I think of church suppers as fertile testing grounds for recipes. I love the sign up sheets that go up on the kitchen bulletin board before big events. What will I make this time? For the roast beef dinner this past weekend, there was a sign up list to make jello salads, and I happened to have a couple of recipes that I wanted to try. This recipe is from More Home Cooking: A Writer Returns to the Kitchen by Laurie Colwin. I highly recommend both this book and her preceding book, Home Cooking.
The amazing thing about this recipe is the fact that you mix all of the ingredients together in one bowl and miraculously it separates into three layers. The bottom layer (which ends up on the top if you turn the jelly out onto a serving plate) is a yellow, clear jelly. The top layer is the “honeycomb” – a pale yellow, airy yet creamy layer that is very delicious. The middle layer is sort of a custard-y combination of the top and bottom.
Not only is this delicious, it’s a great way for kids to enjoy “jello” without having the boxed stuff. It’s been my experience that Jello makes my kids CRAZY. But this is purely anecdotal.
Lemon Honeycomb Jelly
Freshly grated zest of 1 lemon
1 envelope unflavoured gelatin
1/2 cup granulated sugar
1/3 cup whipping cream
1 1/2 cups milk (or half & half)
5 Tbsp fresh lemon juice
Separate the egg yolks and whites. Whisk together the egg yolks, lemon zest, gelatin, sugar, and whipping cream. Heat the 1 1/2 cups of milk (or cream) to just under boiling and whisk it gradually into the egg yolks. Set the bowl over a pan of simmering water and stir the mixture until you have a thin custard. The custard will thinly coat a spoon when it is ready.

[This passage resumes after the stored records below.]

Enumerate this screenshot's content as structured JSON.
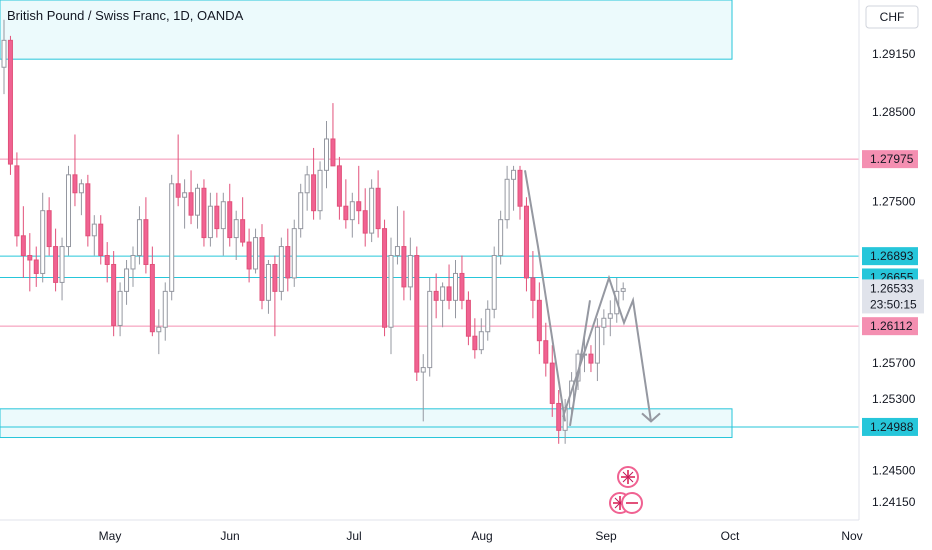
{
  "header": {
    "title": "British Pound / Swiss Franc, 1D, OANDA",
    "currency_badge": "CHF"
  },
  "chart_data": {
    "type": "candlestick",
    "symbol": "British Pound / Swiss Franc",
    "interval": "1D",
    "broker": "OANDA",
    "currency": "CHF",
    "ylim": [
      1.2395,
      1.2975
    ],
    "y_ticks": [
      1.2415,
      1.245,
      1.253,
      1.257,
      1.275,
      1.285,
      1.2915
    ],
    "x_ticks": [
      "May",
      "Jun",
      "Jul",
      "Aug",
      "Sep",
      "Oct",
      "Nov"
    ],
    "price_lines": [
      {
        "value": 1.27975,
        "label": "1.27975",
        "color": "#f48fb1"
      },
      {
        "value": 1.26893,
        "label": "1.26893",
        "color": "#26c6da"
      },
      {
        "value": 1.26655,
        "label": "1.26655",
        "color": "#26c6da"
      },
      {
        "value": 1.26112,
        "label": "1.26112",
        "color": "#f48fb1"
      },
      {
        "value": 1.24988,
        "label": "1.24988",
        "color": "#26c6da"
      }
    ],
    "current_price": {
      "value": 1.26533,
      "label": "1.26533",
      "countdown": "23:50:15"
    },
    "zones": [
      {
        "top": 1.2975,
        "bottom": 1.2909
      },
      {
        "top": 1.2519,
        "bottom": 1.2487
      }
    ],
    "candles": [
      [
        1.29,
        1.2953,
        1.287,
        1.293
      ],
      [
        1.293,
        1.2935,
        1.278,
        1.2792
      ],
      [
        1.279,
        1.2805,
        1.27,
        1.2712
      ],
      [
        1.2712,
        1.2745,
        1.2665,
        1.269
      ],
      [
        1.269,
        1.2715,
        1.265,
        1.2685
      ],
      [
        1.2685,
        1.27,
        1.2655,
        1.267
      ],
      [
        1.267,
        1.276,
        1.266,
        1.274
      ],
      [
        1.274,
        1.2755,
        1.269,
        1.27
      ],
      [
        1.27,
        1.272,
        1.265,
        1.266
      ],
      [
        1.266,
        1.271,
        1.264,
        1.27
      ],
      [
        1.27,
        1.279,
        1.269,
        1.278
      ],
      [
        1.278,
        1.2825,
        1.2745,
        1.276
      ],
      [
        1.276,
        1.2775,
        1.2735,
        1.277
      ],
      [
        1.277,
        1.278,
        1.27,
        1.2712
      ],
      [
        1.2712,
        1.2735,
        1.269,
        1.2725
      ],
      [
        1.2725,
        1.2735,
        1.268,
        1.269
      ],
      [
        1.269,
        1.2705,
        1.266,
        1.268
      ],
      [
        1.268,
        1.2695,
        1.26,
        1.2612
      ],
      [
        1.2612,
        1.266,
        1.26,
        1.265
      ],
      [
        1.265,
        1.2685,
        1.2635,
        1.2675
      ],
      [
        1.2675,
        1.27,
        1.2655,
        1.269
      ],
      [
        1.269,
        1.2745,
        1.268,
        1.273
      ],
      [
        1.273,
        1.2755,
        1.267,
        1.268
      ],
      [
        1.268,
        1.27,
        1.26,
        1.2605
      ],
      [
        1.2605,
        1.263,
        1.258,
        1.261
      ],
      [
        1.261,
        1.266,
        1.2595,
        1.265
      ],
      [
        1.265,
        1.278,
        1.264,
        1.277
      ],
      [
        1.277,
        1.2825,
        1.2745,
        1.2755
      ],
      [
        1.2755,
        1.2775,
        1.272,
        1.276
      ],
      [
        1.276,
        1.2785,
        1.2725,
        1.2735
      ],
      [
        1.2735,
        1.277,
        1.272,
        1.2765
      ],
      [
        1.2765,
        1.2775,
        1.27,
        1.271
      ],
      [
        1.271,
        1.276,
        1.27,
        1.2745
      ],
      [
        1.2745,
        1.276,
        1.271,
        1.272
      ],
      [
        1.272,
        1.276,
        1.269,
        1.275
      ],
      [
        1.275,
        1.277,
        1.27,
        1.271
      ],
      [
        1.271,
        1.274,
        1.2685,
        1.273
      ],
      [
        1.273,
        1.2755,
        1.27,
        1.2705
      ],
      [
        1.2705,
        1.272,
        1.266,
        1.2675
      ],
      [
        1.2675,
        1.272,
        1.267,
        1.271
      ],
      [
        1.271,
        1.2725,
        1.263,
        1.264
      ],
      [
        1.264,
        1.2685,
        1.2625,
        1.268
      ],
      [
        1.268,
        1.269,
        1.26,
        1.265
      ],
      [
        1.265,
        1.271,
        1.264,
        1.27
      ],
      [
        1.27,
        1.272,
        1.265,
        1.2665
      ],
      [
        1.2665,
        1.273,
        1.2655,
        1.272
      ],
      [
        1.272,
        1.277,
        1.271,
        1.276
      ],
      [
        1.276,
        1.279,
        1.274,
        1.278
      ],
      [
        1.278,
        1.281,
        1.273,
        1.274
      ],
      [
        1.274,
        1.2795,
        1.273,
        1.2785
      ],
      [
        1.2785,
        1.284,
        1.2765,
        1.282
      ],
      [
        1.282,
        1.286,
        1.279,
        1.279
      ],
      [
        1.279,
        1.28,
        1.273,
        1.2745
      ],
      [
        1.2745,
        1.2775,
        1.272,
        1.273
      ],
      [
        1.273,
        1.276,
        1.271,
        1.275
      ],
      [
        1.275,
        1.279,
        1.2725,
        1.274
      ],
      [
        1.274,
        1.2765,
        1.27,
        1.2715
      ],
      [
        1.2715,
        1.2775,
        1.2705,
        1.2765
      ],
      [
        1.2765,
        1.2785,
        1.271,
        1.272
      ],
      [
        1.272,
        1.273,
        1.26,
        1.261
      ],
      [
        1.261,
        1.271,
        1.258,
        1.269
      ],
      [
        1.269,
        1.2745,
        1.268,
        1.27
      ],
      [
        1.27,
        1.274,
        1.264,
        1.2655
      ],
      [
        1.2655,
        1.271,
        1.264,
        1.269
      ],
      [
        1.269,
        1.27,
        1.255,
        1.256
      ],
      [
        1.256,
        1.258,
        1.2505,
        1.2565
      ],
      [
        1.2565,
        1.2665,
        1.2555,
        1.265
      ],
      [
        1.265,
        1.267,
        1.262,
        1.264
      ],
      [
        1.264,
        1.266,
        1.261,
        1.2655
      ],
      [
        1.2655,
        1.268,
        1.263,
        1.264
      ],
      [
        1.264,
        1.2685,
        1.262,
        1.267
      ],
      [
        1.267,
        1.269,
        1.263,
        1.264
      ],
      [
        1.264,
        1.265,
        1.259,
        1.26
      ],
      [
        1.26,
        1.262,
        1.2575,
        1.2585
      ],
      [
        1.2585,
        1.262,
        1.258,
        1.2605
      ],
      [
        1.2605,
        1.264,
        1.2595,
        1.263
      ],
      [
        1.263,
        1.27,
        1.262,
        1.269
      ],
      [
        1.269,
        1.274,
        1.268,
        1.273
      ],
      [
        1.273,
        1.279,
        1.272,
        1.2775
      ],
      [
        1.2775,
        1.279,
        1.274,
        1.2785
      ],
      [
        1.2785,
        1.279,
        1.273,
        1.2745
      ],
      [
        1.2745,
        1.2755,
        1.265,
        1.2665
      ],
      [
        1.2665,
        1.2695,
        1.262,
        1.264
      ],
      [
        1.264,
        1.266,
        1.258,
        1.2595
      ],
      [
        1.2595,
        1.2615,
        1.2555,
        1.257
      ],
      [
        1.257,
        1.259,
        1.251,
        1.2525
      ],
      [
        1.2525,
        1.254,
        1.248,
        1.2495
      ],
      [
        1.2495,
        1.253,
        1.248,
        1.252
      ],
      [
        1.252,
        1.256,
        1.251,
        1.255
      ],
      [
        1.255,
        1.2585,
        1.254,
        1.258
      ],
      [
        1.258,
        1.26,
        1.256,
        1.258
      ],
      [
        1.258,
        1.259,
        1.256,
        1.257
      ],
      [
        1.257,
        1.262,
        1.255,
        1.261
      ],
      [
        1.261,
        1.263,
        1.259,
        1.262
      ],
      [
        1.262,
        1.264,
        1.26,
        1.2625
      ],
      [
        1.2625,
        1.2665,
        1.2615,
        1.265
      ],
      [
        1.265,
        1.266,
        1.264,
        1.2653
      ]
    ],
    "projection": {
      "path_a": [
        [
          0,
          1.251
        ],
        [
          1,
          1.2665
        ],
        [
          2,
          1.2615
        ],
        [
          3,
          1.264
        ],
        [
          4,
          1.2505
        ]
      ],
      "path_b": [
        [
          0,
          1.25
        ],
        [
          1,
          1.264
        ]
      ]
    },
    "event_flags": [
      "uk-flag-icon",
      "uk-flag-icon"
    ]
  }
}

Mix in the strained lemon juice. Working quickly, beat the egg whites until they are stiff and fold them into the hot custard. Let the mixture stand for 4 minutes. Pour the mixture into a 1-quart mold or bowl and chill it, covered, overnight. Run a knife around the edge of the pudding, dip the mold in warm water for 10 seconds, and turn the pudding out onto a plate.